Maybe more flexible calling convention?

At compile time each function gets N number of locals (up to 255). These are allocated onto memory along with everything else, but they come before the heap values.

Memory-to-memory with register characteristics?

Passed in values

Copy each argument from the callers local to the callees local. This includes pointers.

child modifies the heap

If a child modifies a value in the parents heap do nothing, this is expected behavior.

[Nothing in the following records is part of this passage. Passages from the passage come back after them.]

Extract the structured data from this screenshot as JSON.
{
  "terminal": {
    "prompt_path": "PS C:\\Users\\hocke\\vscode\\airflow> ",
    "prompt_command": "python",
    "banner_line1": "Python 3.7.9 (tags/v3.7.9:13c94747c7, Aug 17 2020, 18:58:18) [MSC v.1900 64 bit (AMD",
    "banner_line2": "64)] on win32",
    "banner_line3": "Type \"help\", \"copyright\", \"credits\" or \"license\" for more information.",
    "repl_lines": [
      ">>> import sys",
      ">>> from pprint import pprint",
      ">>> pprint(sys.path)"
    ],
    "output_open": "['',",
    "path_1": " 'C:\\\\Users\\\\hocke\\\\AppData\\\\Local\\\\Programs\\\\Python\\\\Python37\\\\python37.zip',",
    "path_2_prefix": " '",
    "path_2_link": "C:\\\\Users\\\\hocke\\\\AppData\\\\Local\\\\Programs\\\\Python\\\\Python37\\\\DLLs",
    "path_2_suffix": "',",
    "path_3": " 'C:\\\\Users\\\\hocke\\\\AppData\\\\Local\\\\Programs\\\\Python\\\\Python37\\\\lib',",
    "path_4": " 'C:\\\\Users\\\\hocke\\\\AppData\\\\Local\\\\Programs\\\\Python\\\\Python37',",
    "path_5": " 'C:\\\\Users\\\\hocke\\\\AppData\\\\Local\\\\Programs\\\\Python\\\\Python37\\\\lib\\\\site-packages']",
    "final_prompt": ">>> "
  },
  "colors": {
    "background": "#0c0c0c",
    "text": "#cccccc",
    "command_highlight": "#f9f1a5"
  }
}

If a child changes the size of a parents heap then copy the heap value to the childs frame.

Returned values

If a primitive value just copy from child local to parent local

If a heap value is returned but placed in a new local in the parent then copy the child to the parent and update the frames memory pointer

If a heap value is replaced (i.e. the return sets a heap value with its modified version) then Sort each returned value by its pointers location in memory, lowest first Move to position of returned values lowest ptr position. Read fat ptr size of the earliest value. Take the current size of heap. Move to just after the end of the size + ptr. Copy all values from that location through current end of heap to the old start location of that value. Subtract the old size of the value from the mp. Copy the new sized value and put it at the current end of the heap. Update the new pointers local position. Add the new size to the mp. Repeat for each returned value that is a replaced heap value.